Anyway, thank your for your kind explanation.
Martin ^_^

"Pawel Potasinski" <> wrote in message
news:e7ozG$.gbl...
> If you look into BOL ("Precision, Scale, and Length (Transact-SQL)"
> chapter) then you will find some table containing precision and scale of
> decimal data after arithmetic operations.
>
> And if you multiply two decimals: on of precision p1 and scale s1 and the
> second of precision p2 and scale s2 you gain precision (p3) and scale (s3)
> as shown below.
>
> p3 = p1 + p2 + 1 -> p3 = 28 + 28 + 1 = 57 ???
> s3 = s1 + s2 -> s3 = 10 + 10 = 20
>
> As you may know the maximum precision of decimal is 38. If the calculated
> precision of the result reaches 37 or more then the scale is reduced to
> avoid theoretical truncation of meaningful data. However, the minimum
> scale reached with this process is 6. And that's your situation.
>
> Try a little test:
>
> declare @amount1 decimal(28,10)
> declare @amount2 decimal(28,10)
> set @amount1 = 0.0275
> set @amount2 = 0.0105
> SELECT @amount1, @amount2
> SELECT
> SQL_VARIANT_PROPERTY(CAST(@amount1 * @amount2 AS
> SQL_VARIANT),'precision'), -- will be 38
> SQL_VARIANT_PROPERTY(CAST(@amount1 * @amount2 AS
> SQL_VARIANT),'scale') -- will be 6 (!)
>
> And another one:
>
> declare @amount1 decimal(28,10)
> declare @amount2 decimal(18,10) -- changed precision to 18, so the
> calculated precision of the result is 46
> set @amount1 = 0.0275
> set @amount2 = 0.0105
> SELECT @amount1, @amount2
> SELECT
> SQL_VARIANT_PROPERTY(CAST(@amount1 * @amount2 AS
> SQL_VARIANT),'precision'), -- will be 38 (as this is the maximum precision
> available)
> SQL_VARIANT_PROPERTY(CAST(@amount1 * @amount2 AS
> SQL_VARIANT),'scale') -- will be 11 (because 11 = s1 + s2 - [p1 + p2 - 37]
> = 10 + 10 - [28+18-37])
>
> IMHO, this is not the worst part of numeric operations. Understanding of
> precision and scale after division is the real challenge :-)
>
> --
> Regards
> Pawel Potasinski
> [
>
>
> U¿ytkownik "Atenza" <> napisa?w wiadomo¶ci
> news:.gbl...
>> declare @amount1 decimal(28,10)
>> declare @amount2 decimal(28,10)
>> set @amount1 = 0.0275
>> set @amount2 = 0.0105
>> select @amount1 * @amount2
>>
>> i expect the result = 0.00028875, however, it only return 0.000289 why??
>> the declartion of the decimal data type specify the decimal place up to
>> 10, how come after mulitple, only 6 decimal places return? please help
>> me!
>>
>> Thanks in advance!
>> Martin
>>
>
>

Pawel Potasinski

> SQL_VARIANT_PROPERTY(CAST(@amount1 * @amount2 AS SQL_VARIANT),'scale')
> -- will be 11 (because 11 = s1 + s2 - [p1 + p2 - 37] = 10 + 10 -
> [28+18-37])
>
> How do you know the scale is s1 + s2 - [p1 + p2 - 37]?
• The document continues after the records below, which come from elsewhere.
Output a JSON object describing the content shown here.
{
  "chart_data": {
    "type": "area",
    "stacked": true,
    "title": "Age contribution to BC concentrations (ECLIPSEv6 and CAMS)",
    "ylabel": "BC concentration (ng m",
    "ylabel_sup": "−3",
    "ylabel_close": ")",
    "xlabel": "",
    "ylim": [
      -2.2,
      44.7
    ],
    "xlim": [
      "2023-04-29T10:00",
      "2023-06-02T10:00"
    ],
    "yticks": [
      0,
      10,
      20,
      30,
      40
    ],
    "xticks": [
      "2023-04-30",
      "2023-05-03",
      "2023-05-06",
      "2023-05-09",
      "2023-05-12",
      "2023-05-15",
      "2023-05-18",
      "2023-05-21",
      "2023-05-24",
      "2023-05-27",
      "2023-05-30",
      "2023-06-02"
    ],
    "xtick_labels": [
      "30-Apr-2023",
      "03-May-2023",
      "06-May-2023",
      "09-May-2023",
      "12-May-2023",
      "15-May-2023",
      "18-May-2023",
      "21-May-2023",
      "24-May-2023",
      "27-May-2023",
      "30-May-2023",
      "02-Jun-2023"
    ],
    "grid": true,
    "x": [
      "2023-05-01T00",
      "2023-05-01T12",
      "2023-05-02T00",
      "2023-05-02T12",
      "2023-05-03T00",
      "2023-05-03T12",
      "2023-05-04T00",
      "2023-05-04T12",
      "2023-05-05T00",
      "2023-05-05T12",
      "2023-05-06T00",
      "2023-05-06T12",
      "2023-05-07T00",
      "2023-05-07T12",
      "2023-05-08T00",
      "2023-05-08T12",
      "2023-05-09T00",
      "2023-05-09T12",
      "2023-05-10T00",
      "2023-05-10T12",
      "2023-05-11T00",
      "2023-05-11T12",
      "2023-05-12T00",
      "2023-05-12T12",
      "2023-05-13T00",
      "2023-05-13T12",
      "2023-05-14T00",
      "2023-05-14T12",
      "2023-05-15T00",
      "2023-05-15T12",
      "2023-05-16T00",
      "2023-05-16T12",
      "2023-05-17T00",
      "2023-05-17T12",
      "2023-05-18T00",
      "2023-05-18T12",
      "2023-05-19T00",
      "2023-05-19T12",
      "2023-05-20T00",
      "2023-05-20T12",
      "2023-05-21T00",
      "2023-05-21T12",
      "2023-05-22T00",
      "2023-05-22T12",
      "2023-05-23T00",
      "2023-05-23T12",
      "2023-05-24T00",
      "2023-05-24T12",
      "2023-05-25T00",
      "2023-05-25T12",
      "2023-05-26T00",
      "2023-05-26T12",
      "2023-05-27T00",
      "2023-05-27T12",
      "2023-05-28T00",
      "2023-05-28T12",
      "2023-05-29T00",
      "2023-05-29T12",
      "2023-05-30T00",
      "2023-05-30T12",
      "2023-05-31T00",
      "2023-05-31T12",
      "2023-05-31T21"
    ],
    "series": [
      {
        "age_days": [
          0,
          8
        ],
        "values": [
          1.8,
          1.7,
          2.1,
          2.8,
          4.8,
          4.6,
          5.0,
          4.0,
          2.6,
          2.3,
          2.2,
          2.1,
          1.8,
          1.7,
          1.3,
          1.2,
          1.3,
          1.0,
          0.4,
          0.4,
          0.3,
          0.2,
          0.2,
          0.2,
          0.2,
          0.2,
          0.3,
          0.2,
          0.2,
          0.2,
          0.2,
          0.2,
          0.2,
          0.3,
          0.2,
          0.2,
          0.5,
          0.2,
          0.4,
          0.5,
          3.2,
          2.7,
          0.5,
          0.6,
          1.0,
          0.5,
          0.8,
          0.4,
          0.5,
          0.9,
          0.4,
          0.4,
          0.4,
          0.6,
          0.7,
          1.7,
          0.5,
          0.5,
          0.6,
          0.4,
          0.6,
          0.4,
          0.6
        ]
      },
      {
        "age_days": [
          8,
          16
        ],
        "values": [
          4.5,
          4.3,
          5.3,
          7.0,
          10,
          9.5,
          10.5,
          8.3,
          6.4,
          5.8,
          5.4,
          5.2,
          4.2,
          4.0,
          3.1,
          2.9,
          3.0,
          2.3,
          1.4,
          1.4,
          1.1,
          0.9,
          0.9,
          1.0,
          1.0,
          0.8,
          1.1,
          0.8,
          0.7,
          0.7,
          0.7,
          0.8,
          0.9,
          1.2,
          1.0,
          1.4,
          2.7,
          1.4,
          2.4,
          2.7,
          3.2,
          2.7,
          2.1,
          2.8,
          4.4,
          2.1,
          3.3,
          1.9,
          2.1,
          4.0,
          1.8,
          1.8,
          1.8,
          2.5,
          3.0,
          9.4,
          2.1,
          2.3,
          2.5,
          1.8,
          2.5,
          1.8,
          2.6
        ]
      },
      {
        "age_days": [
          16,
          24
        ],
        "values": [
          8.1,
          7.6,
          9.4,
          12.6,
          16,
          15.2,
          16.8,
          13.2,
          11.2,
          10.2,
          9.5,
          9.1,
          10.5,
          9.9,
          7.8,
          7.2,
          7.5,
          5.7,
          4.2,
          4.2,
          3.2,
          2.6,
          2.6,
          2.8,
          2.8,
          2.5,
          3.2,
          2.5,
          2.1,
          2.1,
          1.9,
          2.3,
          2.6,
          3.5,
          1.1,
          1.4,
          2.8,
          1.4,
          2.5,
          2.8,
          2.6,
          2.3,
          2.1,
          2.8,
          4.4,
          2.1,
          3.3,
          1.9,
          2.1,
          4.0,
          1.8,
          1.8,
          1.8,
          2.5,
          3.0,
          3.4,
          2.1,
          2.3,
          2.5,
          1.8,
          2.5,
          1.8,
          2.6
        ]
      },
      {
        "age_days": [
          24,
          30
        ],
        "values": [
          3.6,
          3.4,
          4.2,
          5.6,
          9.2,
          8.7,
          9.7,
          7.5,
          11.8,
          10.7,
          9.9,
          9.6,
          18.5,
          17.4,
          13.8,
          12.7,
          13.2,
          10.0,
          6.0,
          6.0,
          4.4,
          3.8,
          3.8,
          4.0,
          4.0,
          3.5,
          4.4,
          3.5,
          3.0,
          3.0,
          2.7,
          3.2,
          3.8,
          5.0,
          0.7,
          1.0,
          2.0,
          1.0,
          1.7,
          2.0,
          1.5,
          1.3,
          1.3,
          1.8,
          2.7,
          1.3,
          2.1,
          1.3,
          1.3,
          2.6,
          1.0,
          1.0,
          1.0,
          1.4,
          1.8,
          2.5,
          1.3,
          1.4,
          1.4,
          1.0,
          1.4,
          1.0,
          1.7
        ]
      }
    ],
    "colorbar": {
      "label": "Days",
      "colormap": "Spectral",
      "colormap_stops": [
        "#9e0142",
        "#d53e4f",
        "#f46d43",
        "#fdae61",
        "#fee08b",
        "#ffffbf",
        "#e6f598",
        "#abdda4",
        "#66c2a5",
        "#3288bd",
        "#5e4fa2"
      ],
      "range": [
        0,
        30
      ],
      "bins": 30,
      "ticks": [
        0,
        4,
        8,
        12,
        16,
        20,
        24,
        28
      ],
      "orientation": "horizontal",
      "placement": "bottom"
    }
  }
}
By doing a very simple research :-) Just track how result scale is changing
when you increase the precision of input numbers.

> From the BOL ("Precision, Scale, and Length (Transact-SQL)" chapter), only
> s1 + s2 will be the result scale after e1 * e2
> Except the result precision and scale have an absolute maximum of 38. When
> a result precision is greater than 38, the corresponding scale is reduced
> to prevent the integral part of a result from being truncated.

BOL does not always explain everything. And sometimes it contains
mistakes... I always perform some tests when I'm not sure if BOL says the
truth ;-)

>
> this is not the worst part of numeric operations <-- It seems that you
> have encountered worst numeric operation that this, i am quite
> interesting, would you mind to share?

What I mean is the result precision and scale of the division. When you
multiply two decimals precision and scale is fairly easy to calculate (the
problem appears when the maximum precision is reached). But when you divide
the expressions for precision and scale calculation are pretty complex. So
it is a little harder to make the research. Especially only by using T-SQL
;-)

Finally, IMHO, decimal data type is quite good for calculations that do not
need scale greater than 6 (or even smaller...).

Regards,
Pawel